Anna and Isobel Hughes on boxes and baskets

Meet Anna and Isobel Hughes

Anna and Isobel Hughes are sisters with a creative bond. Anna is a musician and Isobel an actor, but the pair shared a desire to combine their crafts to tell a story. With the support of Sage Gateshead, they produced ‘A Place to Fall to Pieces’.

The art presents memories expressed through spoken word, music and projections.

“A Place to Fall to Pieces focuses on the places we’ve lived,” Isobel says, “We always played music, we always read. We created long intricate games that we would spend days outside playing. We were in a different world.”

Anna admires singer-songwriters like KT Tunstall, whose words stay with you.

“At the moment, I’m inspired by instrumental, traditional music. I spent a year in Finland, which influenced ‘A Place to Fall to Pieces’ with Nordic and Eastern European singing styles.”

Coming from a literature-based background, Isobel enjoys theatre and plays. Poets who explored music are a strong influence in her own work.

“I realised that there are a lot of musicians who hadn’t been musicians: people like Patti Smith, Leonard Cohen and Bob Dylan, who are poets that created an accessible musical form,” she says.

Sibling relationships in art take advantage of a deep, sometimes unspoken, understanding of each other. There’s a freedom to express ideas and try new techniques without fear of judgement. Occasions from the past, momentous, or minuscule, stimulate creativity.

“You can’t really escape our big things that happened and relationships from slipping into the process,” says Anna “We’re writing about what we’ve experienced in parallel.”
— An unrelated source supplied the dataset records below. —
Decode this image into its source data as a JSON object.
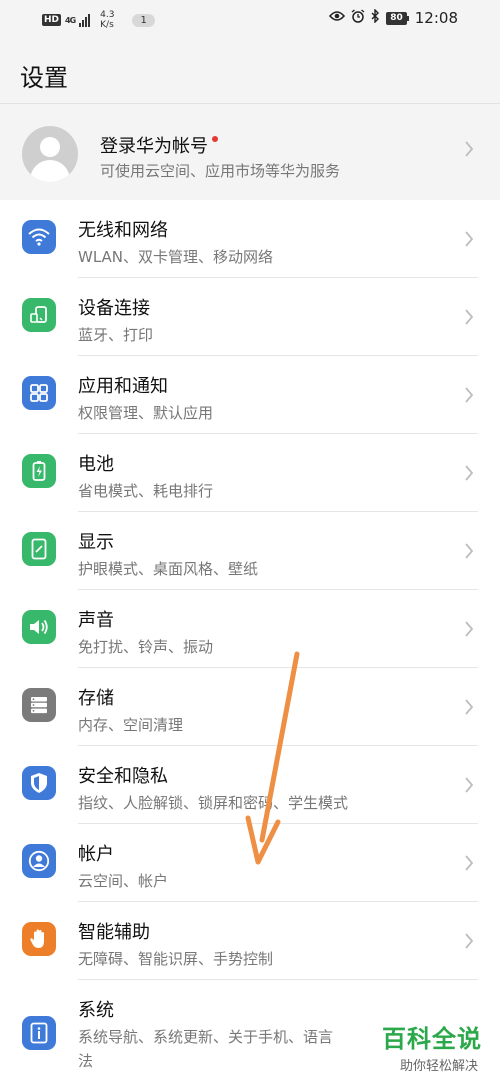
{
  "status_bar": {
    "hd": "HD",
    "network": "4G",
    "speed_value": "4.3",
    "speed_unit": "K/s",
    "notification_count": "1",
    "battery": "80",
    "time": "12:08"
  },
  "page": {
    "title": "设置"
  },
  "account": {
    "title": "登录华为帐号",
    "subtitle": "可使用云空间、应用市场等华为服务"
  },
  "settings": [
    {
      "label": "无线和网络",
      "sub": "WLAN、双卡管理、移动网络",
      "icon": "wifi-icon",
      "color": "#3f7ad8"
    },
    {
      "label": "设备连接",
      "sub": "蓝牙、打印",
      "icon": "device-connect-icon",
      "color": "#38b86a"
    },
    {
      "label": "应用和通知",
      "sub": "权限管理、默认应用",
      "icon": "apps-grid-icon",
      "color": "#3f7ad8"
    },
    {
      "label": "电池",
      "sub": "省电模式、耗电排行",
      "icon": "battery-icon",
      "color": "#38b86a"
    },
    {
      "label": "显示",
      "sub": "护眼模式、桌面风格、壁纸",
      "icon": "display-icon",
      "color": "#38b86a"
    },
    {
      "label": "声音",
      "sub": "免打扰、铃声、振动",
      "icon": "speaker-icon",
      "color": "#38b86a"
    },
    {
      "label": "存储",
      "sub": "内存、空间清理",
      "icon": "storage-icon",
      "color": "#7b7b7b"
    },
    {
      "label": "安全和隐私",
      "sub": "指纹、人脸解锁、锁屏和密码、学生模式",
      "icon": "shield-icon",
      "color": "#3f7ad8"
    },
    {
      "label": "帐户",
      "sub": "云空间、帐户",
      "icon": "account-icon",
      "color": "#3f7ad8"
    },
    {
      "label": "智能辅助",
      "sub": "无障碍、智能识屏、手势控制",
      "icon": "hand-icon",
      "color": "#ee7f2a"
    },
    {
      "label": "系统",
      "sub": "系统导航、系统更新、关于手机、语言",
      "sub2": "法",
      "icon": "system-info-icon",
      "color": "#3f7ad8"
    }
  ],
  "watermark": {
    "title": "百科全说",
    "subtitle": "助你轻松解决"
  }
}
Isobel adds,” The work we wanted to make is a blend of music and text. Did we find a shared language from it? I suspect we always had references that only we knew.”

Anna Hughes playing a violin

Anna studied for a Folk and Traditional music degree at Newcastle University with modules hosted at The Glasshouse. A recital led to support slots and then residencies with her sister on Summer Studios [a week-long residency using The Glasshouse rehearsal space] and Foundry [four days in Sage Two finalising projects before touring].

“I find Sage is an inspiring place to work,” Isobel says. “Summer Studios offered space to get together and start writing. It was wonderful to be given permission to indulge in that artistic process.”

Opportunities to grow as a musician are available in the North East through networks, communities and organisations like Generator. Anna says she did not always know where to look, or how to find affordable options.

“I work at The Glasshouse in community music, and I am in awe of the opportunities. When I was a young teenager, I had violin and oboe lessons,” she says. “I was disconnected from everyone making music because I did private lessons.”

Among the community of emerging artists there is a sense of togetherness and championing each other’s projects. This was always the case, but the harsh realities of lockdown have given fresh impetus to this trend.

“You feel like you’ve been let loose, but you can’t quite go,” Isobel says, “There are remnants; the industry is still suffering.”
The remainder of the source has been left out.